La scène a été enregistrée dans une vidéo de 3 minutes et 28 secondes, largement partagée sur les réseaux sociaux le samedi 5 septembre 2026. On y voit trois hommes munis de machettes s’attaquer à la jeune femme, alors que celle-ci est toujours consciente et tente de les convaincre de l’épargner. Les individus filment les violences au moment même où ils les commettent, donnant à la séquence un caractère particulièrement glaçant.
À un moment de l’enregistrement, l’un des hommes armés désigne le bras de la victime et affirme : « Sa se ponyèt kite filme a ». Il s’en prend ensuite au membre de la jeune femme avec sa machette. Les images, d’une extrême brutalité, illustrent une nouvelle forme de violence dans laquelle les actes criminels sont eux-mêmes transformés en contenus destinés à circuler sur les réseaux sociaux.
Thomas Esther, alias Nice B, apparaît également dans la vidéo. Avant son apparition à l’image, sa voix est reconnaissable alors qu’elle s’adresse aux hommes armés pendant la scène. « Aaaa mesye sa nap fèm la bann pran tèt la non », déclare-t-elle. Connue sur les réseaux sociaux comme travailleuse du sexe en République dominicaine, elle fait désormais l’objet d’un avis de recherche des autorités haïtiennes.
La Direction centrale de la police judiciaire (DCPJ) a lancé cet avis de recherche moins de 24 heures après la diffusion de la vidéo. Thomas Esther, alias Nice B, est recherchée pour assassinat, tentative d’assassinat et association de malfaiteurs dangereuse et armée. La démarche des enquêteurs vise notamment à établir les responsabilités dans cette affaire et à déterminer le rôle exact de chacune des personnes impliquées.
Ce nouvel acte de violence rappelle que les exactions commises par les groupes armés ne sont pas un phénomène nouveau en Haïti.

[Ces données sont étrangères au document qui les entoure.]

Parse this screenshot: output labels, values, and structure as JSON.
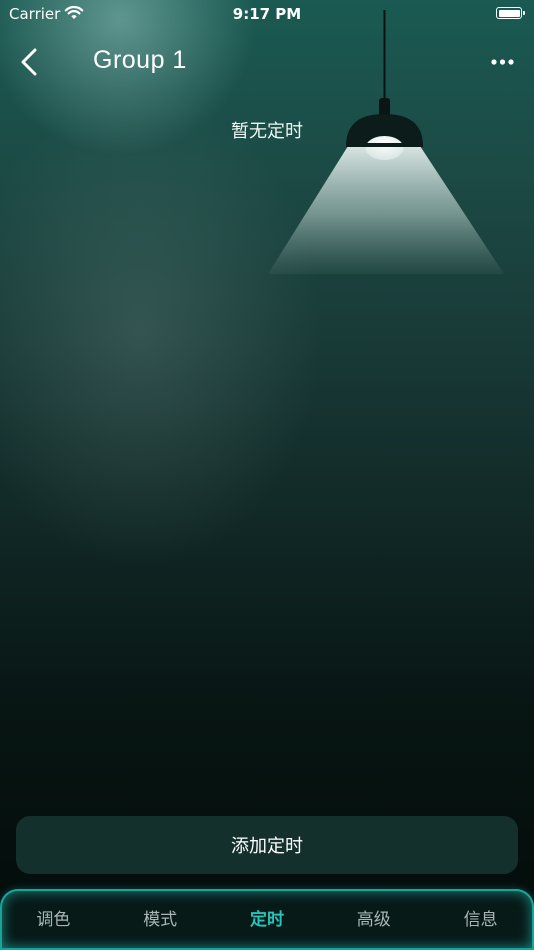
{
  "status_bar": {
    "carrier": "Carrier",
    "time": "9:17 PM",
    "icons": [
      "wifi-icon",
      "battery-icon"
    ]
  },
  "nav": {
    "title": "Group 1",
    "back_icon": "chevron-left-icon",
    "more_icon": "more-horizontal-icon"
  },
  "timer": {
    "empty_text": "暂无定时",
    "add_label": "添加定时"
  },
  "tabs": [
    {
      "label": "调色",
      "active": false
    },
    {
      "label": "模式",
      "active": false
    },
    {
      "label": "定时",
      "active": true
    },
    {
      "label": "高级",
      "active": false
    },
    {
      "label": "信息",
      "active": false
    }
  ],
  "colors": {
    "accent": "#28c2b8",
    "tab_border": "#1aa39a",
    "button_bg": "#13302c",
    "bg_top": "#1a5a52",
    "bg_bottom": "#030b0a"
  }
}
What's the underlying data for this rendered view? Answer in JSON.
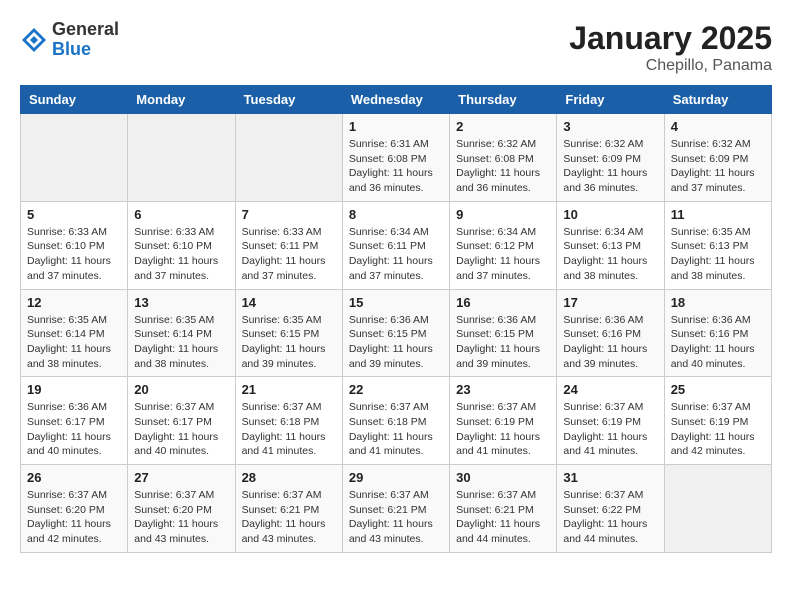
{
  "logo": {
    "general": "General",
    "blue": "Blue"
  },
  "title": {
    "month_year": "January 2025",
    "location": "Chepillo, Panama"
  },
  "weekdays": [
    "Sunday",
    "Monday",
    "Tuesday",
    "Wednesday",
    "Thursday",
    "Friday",
    "Saturday"
  ],
  "weeks": [
    [
      {
        "day": "",
        "info": ""
      },
      {
        "day": "",
        "info": ""
      },
      {
        "day": "",
        "info": ""
      },
      {
        "day": "1",
        "info": "Sunrise: 6:31 AM\nSunset: 6:08 PM\nDaylight: 11 hours\nand 36 minutes."
      },
      {
        "day": "2",
        "info": "Sunrise: 6:32 AM\nSunset: 6:08 PM\nDaylight: 11 hours\nand 36 minutes."
      },
      {
        "day": "3",
        "info": "Sunrise: 6:32 AM\nSunset: 6:09 PM\nDaylight: 11 hours\nand 36 minutes."
      },
      {
        "day": "4",
        "info": "Sunrise: 6:32 AM\nSunset: 6:09 PM\nDaylight: 11 hours\nand 37 minutes."
      }
    ],
    [
      {
        "day": "5",
        "info": "Sunrise: 6:33 AM\nSunset: 6:10 PM\nDaylight: 11 hours\nand 37 minutes."
      },
      {
        "day": "6",
        "info": "Sunrise: 6:33 AM\nSunset: 6:10 PM\nDaylight: 11 hours\nand 37 minutes."
      },
      {
        "day": "7",
        "info": "Sunrise: 6:33 AM\nSunset: 6:11 PM\nDaylight: 11 hours\nand 37 minutes."
      },
      {
        "day": "8",
        "info": "Sunrise: 6:34 AM\nSunset: 6:11 PM\nDaylight: 11 hours\nand 37 minutes."
      },
      {
        "day": "9",
        "info": "Sunrise: 6:34 AM\nSunset: 6:12 PM\nDaylight: 11 hours\nand 37 minutes."
      },
      {
        "day": "10",
        "info": "Sunrise: 6:34 AM\nSunset: 6:13 PM\nDaylight: 11 hours\nand 38 minutes."
      },
      {
        "day": "11",
        "info": "Sunrise: 6:35 AM\nSunset: 6:13 PM\nDaylight: 11 hours\nand 38 minutes."
      }
    ],
    [
      {
        "day": "12",
        "info": "Sunrise: 6:35 AM\nSunset: 6:14 PM\nDaylight: 11 hours\nand 38 minutes."
      },
      {
        "day": "13",
        "info": "Sunrise: 6:35 AM\nSunset: 6:14 PM\nDaylight: 11 hours\nand 38 minutes."
      },
      {
        "day": "14",
        "info": "Sunrise: 6:35 AM\nSunset: 6:15 PM\nDaylight: 11 hours\nand 39 minutes."
      },
      {
        "day": "15",
        "info": "Sunrise: 6:36 AM\nSunset: 6:15 PM\nDaylight: 11 hours\nand 39 minutes."
      },
      {
        "day": "16",
        "info": "Sunrise: 6:36 AM\nSunset: 6:15 PM\nDaylight: 11 hours\nand 39 minutes."
      },
      {
        "day": "17",
        "info": "Sunrise: 6:36 AM\nSunset: 6:16 PM\nDaylight: 11 hours\nand 39 minutes."
      },
      {
        "day": "18",
        "info": "Sunrise: 6:36 AM\nSunset: 6:16 PM\nDaylight: 11 hours\nand 40 minutes."
      }
    ],
    [
      {
        "day": "19",
        "info": "Sunrise: 6:36 AM\nSunset: 6:17 PM\nDaylight: 11 hours\nand 40 minutes."
      },
      {
        "day": "20",
        "info": "Sunrise: 6:37 AM\nSunset: 6:17 PM\nDaylight: 11 hours\nand 40 minutes."
      },
      {
        "day": "21",
        "info": "Sunrise: 6:37 AM\nSunset: 6:18 PM\nDaylight: 11 hours\nand 41 minutes."
      },
      {
        "day": "22",
        "info": "Sunrise: 6:37 AM\nSunset: 6:18 PM\nDaylight: 11 hours\nand 41 minutes."
      },
      {
        "day": "23",
        "info": "Sunrise: 6:37 AM\nSunset: 6:19 PM\nDaylight: 11 hours\nand 41 minutes."
      },
      {
        "day": "24",
        "info": "Sunrise: 6:37 AM\nSunset: 6:19 PM\nDaylight: 11 hours\nand 41 minutes."
      },
      {
        "day": "25",
        "info": "Sunrise: 6:37 AM\nSunset: 6:19 PM\nDaylight: 11 hours\nand 42 minutes."
      }
    ],
    [
      {
        "day": "26",
        "info": "Sunrise: 6:37 AM\nSunset: 6:20 PM\nDaylight: 11 hours\nand 42 minutes."
      },
      {
        "day": "27",
        "info": "Sunrise: 6:37 AM\nSunset: 6:20 PM\nDaylight: 11 hours\nand 43 minutes."
      },
      {
        "day": "28",
        "info": "Sunrise: 6:37 AM\nSunset: 6:21 PM\nDaylight: 11 hours\nand 43 minutes."
      },
      {
        "day": "29",
        "info": "Sunrise: 6:37 AM\nSunset: 6:21 PM\nDaylight: 11 hours\nand 43 minutes."
      },
      {
        "day": "30",
        "info": "Sunrise: 6:37 AM\nSunset: 6:21 PM\nDaylight: 11 hours\nand 44 minutes."
      },
      {
        "day": "31",
        "info": "Sunrise: 6:37 AM\nSunset: 6:22 PM\nDaylight: 11 hours\nand 44 minutes."
      },
      {
        "day": "",
        "info": ""
      }
    ]
  ]
}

En juillet dernier, dans l’Artibonite, une vidéo avait déjà montré un jeune homme présenté comme un conducteur de tractopelle travaillant pour la PNH, soumis à de graves sévices avant d’être exécuté par des membres présumés du gang Kokorat San Ras. Malgré la diffusion de ces scènes particulièrement violentes, les réactions et mesures concrètes des autorités restent limitées, renforçant les inquiétudes autour de l’impunité et de la capacité de l’État à faire face à la criminalité des gangs.